State Treasurer John Chiang and Senate President pro Tempore Kevin de León (D-Los Angeles) said that California’s Secure Choice program remains on track to provide retirement security to nearly 6.8 million private-sector workers who do not have access to a retirement savings plan from their employer.
Earlier this month, the U.S. Senate passed House Joint Resolution 66, which reversed a Department of Labor ruling that provides guidance to state sponsored IRA programs such as Secure Choice. On Wednesday, President Trump signed the legislation and it became law following intense lobbying from a handful of Wall Street interests seeking to end the program.
Regardless, the California Secure Choice program stands on firm legal and statutory ground and will proceed without delay.
“President Trump and Congressional Republicans style themselves as populist champions of every-day Americans, but instead they have acted to align themselves with Wall Street interests,” Treasurer Chiang said. “While I am deeply disappointed in this most recent example of the typical Beltway deal-making, which always seems to favor Wall Street bankers over Main Street workers, I am more resolute than ever to standing-up Secure Choice so that all Californians can have a dignified retirement.”
The Secure Choice Retirement Savings Investment Board hired the law firm K&L Gates to provide advice on the viability of the program going forward.
“This legal opinion affirms what we’ve been saying all along—California has the right and ability to move forward, irrespective of Congressional Republicans that are trying to block us,” author of the landmark legislation to create Secure Choice (SB 1234), Senator de León, said. “Millions of hardworking Californians will not be denied retirement security due to a handful of Wall Street bankers.”
The Treasurer has consulted with legislative leaders and legal counsel and said he is “confident that California is on a strong legal footing in moving forward to make Secure Choice a reality.”
Secure Choice, which was signed into law by Gov.

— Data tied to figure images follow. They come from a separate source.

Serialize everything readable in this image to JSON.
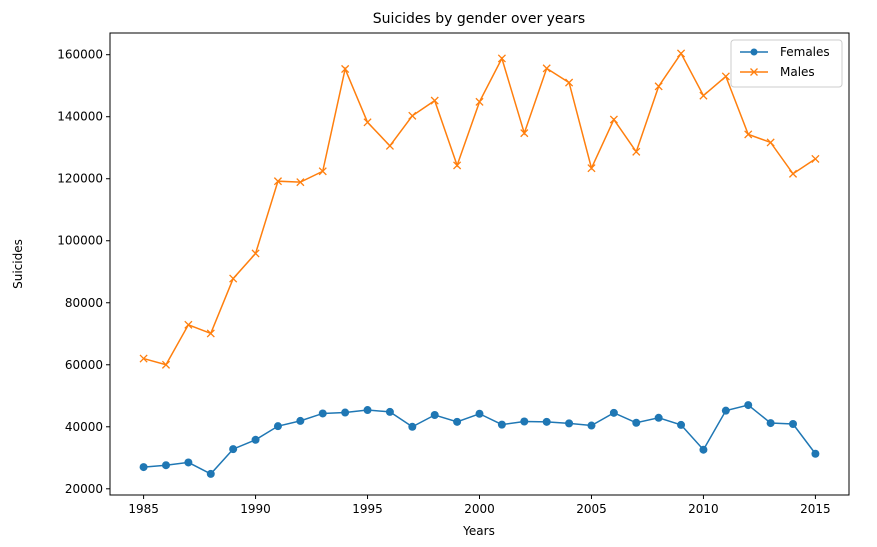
{
  "chart_data": {
    "type": "line",
    "title": "Suicides by gender over years",
    "xlabel": "Years",
    "ylabel": "Suicides",
    "xlim": [
      1983.5,
      2016.5
    ],
    "ylim": [
      18000,
      167000
    ],
    "xticks": [
      1985,
      1990,
      1995,
      2000,
      2005,
      2010,
      2015
    ],
    "yticks": [
      20000,
      40000,
      60000,
      80000,
      100000,
      120000,
      140000,
      160000
    ],
    "grid": false,
    "legend_position": "top-right",
    "x": [
      1985,
      1986,
      1987,
      1988,
      1989,
      1990,
      1991,
      1992,
      1993,
      1994,
      1995,
      1996,
      1997,
      1998,
      1999,
      2000,
      2001,
      2002,
      2003,
      2004,
      2005,
      2006,
      2007,
      2008,
      2009,
      2010,
      2011,
      2012,
      2013,
      2014,
      2015
    ],
    "series": [
      {
        "name": "Females",
        "color": "#1f77b4",
        "marker": "circle",
        "values": [
          27000,
          27600,
          28500,
          24800,
          32800,
          35800,
          40200,
          41900,
          44300,
          44600,
          45400,
          44800,
          40000,
          43800,
          41600,
          44200,
          40700,
          41700,
          41600,
          41100,
          40400,
          44500,
          41300,
          42900,
          40600,
          32600,
          45200,
          47000,
          41200,
          40900,
          31300
        ]
      },
      {
        "name": "Males",
        "color": "#ff7f0e",
        "marker": "x",
        "values": [
          62000,
          60000,
          72900,
          70100,
          87800,
          95900,
          119200,
          118900,
          122400,
          155400,
          138200,
          130600,
          140300,
          145200,
          124300,
          144800,
          158800,
          134700,
          155600,
          151000,
          123400,
          139100,
          128700,
          149800,
          160400,
          146800,
          153000,
          134300,
          131700,
          121600,
          126400
        ]
      }
    ]
  }
}
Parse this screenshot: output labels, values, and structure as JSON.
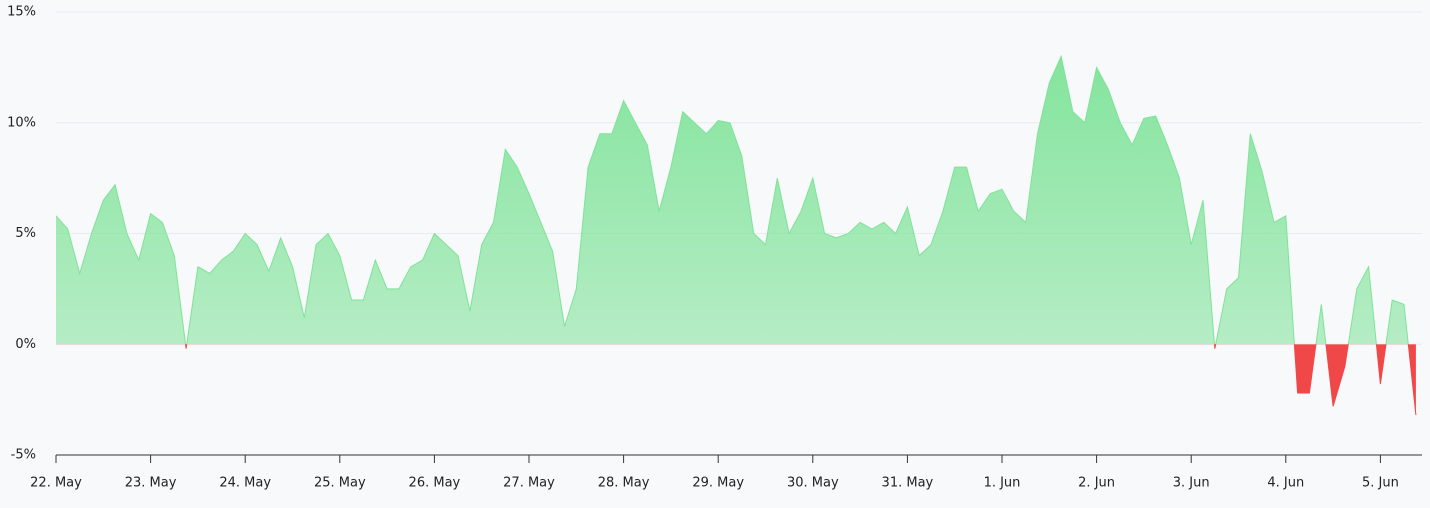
{
  "chart_data": {
    "type": "area",
    "categories": [
      "22. May",
      null,
      null,
      null,
      null,
      null,
      null,
      null,
      "23. May",
      null,
      null,
      null,
      null,
      null,
      null,
      null,
      "24. May",
      null,
      null,
      null,
      null,
      null,
      null,
      null,
      "25. May",
      null,
      null,
      null,
      null,
      null,
      null,
      null,
      "26. May",
      null,
      null,
      null,
      null,
      null,
      null,
      null,
      "27. May",
      null,
      null,
      null,
      null,
      null,
      null,
      null,
      "28. May",
      null,
      null,
      null,
      null,
      null,
      null,
      null,
      "29. May",
      null,
      null,
      null,
      null,
      null,
      null,
      null,
      "30. May",
      null,
      null,
      null,
      null,
      null,
      null,
      null,
      "31. May",
      null,
      null,
      null,
      null,
      null,
      null,
      null,
      "1. Jun",
      null,
      null,
      null,
      null,
      null,
      null,
      null,
      "2. Jun",
      null,
      null,
      null,
      null,
      null,
      null,
      null,
      "3. Jun",
      null,
      null,
      null,
      null,
      null,
      null,
      null,
      "4. Jun",
      null,
      null,
      null,
      null,
      null,
      null,
      null,
      "5. Jun",
      null,
      null,
      null
    ],
    "values": [
      5.8,
      5.2,
      3.2,
      5.0,
      6.5,
      7.2,
      5.0,
      3.8,
      5.9,
      5.5,
      4.0,
      -0.2,
      3.5,
      3.2,
      3.8,
      4.2,
      5.0,
      4.5,
      3.3,
      4.8,
      3.5,
      1.2,
      4.5,
      5.0,
      4.0,
      2.0,
      2.0,
      3.8,
      2.5,
      2.5,
      3.5,
      3.8,
      5.0,
      4.5,
      4.0,
      1.5,
      4.5,
      5.5,
      8.8,
      8.0,
      6.8,
      5.5,
      4.2,
      0.8,
      2.5,
      8.0,
      9.5,
      9.5,
      11.0,
      10.0,
      9.0,
      6.0,
      8.0,
      10.5,
      10.0,
      9.5,
      10.1,
      10.0,
      8.5,
      5.0,
      4.5,
      7.5,
      5.0,
      6.0,
      7.5,
      5.0,
      4.8,
      5.0,
      5.5,
      5.2,
      5.5,
      5.0,
      6.2,
      4.0,
      4.5,
      6.0,
      8.0,
      8.0,
      6.0,
      6.8,
      7.0,
      6.0,
      5.5,
      9.5,
      11.8,
      13.0,
      10.5,
      10.0,
      12.5,
      11.5,
      10.0,
      9.0,
      10.2,
      10.3,
      9.0,
      7.5,
      4.5,
      6.5,
      -0.2,
      2.5,
      3.0,
      9.5,
      7.8,
      5.5,
      5.8,
      -2.2,
      -2.2,
      1.8,
      -2.8,
      -1.0,
      2.5,
      3.5,
      -1.8,
      2.0,
      1.8,
      -3.2
    ],
    "color": "#7ee398",
    "negative_color": "#f04848",
    "ylim": [
      -5,
      15
    ],
    "yticks": [
      {
        "value": -5,
        "label": "-5%"
      },
      {
        "value": 0,
        "label": "0%"
      },
      {
        "value": 5,
        "label": "5%"
      },
      {
        "value": 10,
        "label": "10%"
      },
      {
        "value": 15,
        "label": "15%"
      }
    ],
    "grid": true
  }
}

Jerry Brown last November, has been hailed as the most significant expansion in retirement security since the passage of the Social Security Act in 1935.
The Secure Choice plan enables employees to save for retirement through payroll contributions. The program will be self-sustaining through participant fees and will impose a minimal cost to employers and no cost to taxpayers.
The mandate for employers to make the program available to their employees will not become operative for at least two years and will be phased in over a three-year period based on the number of employees in a firm.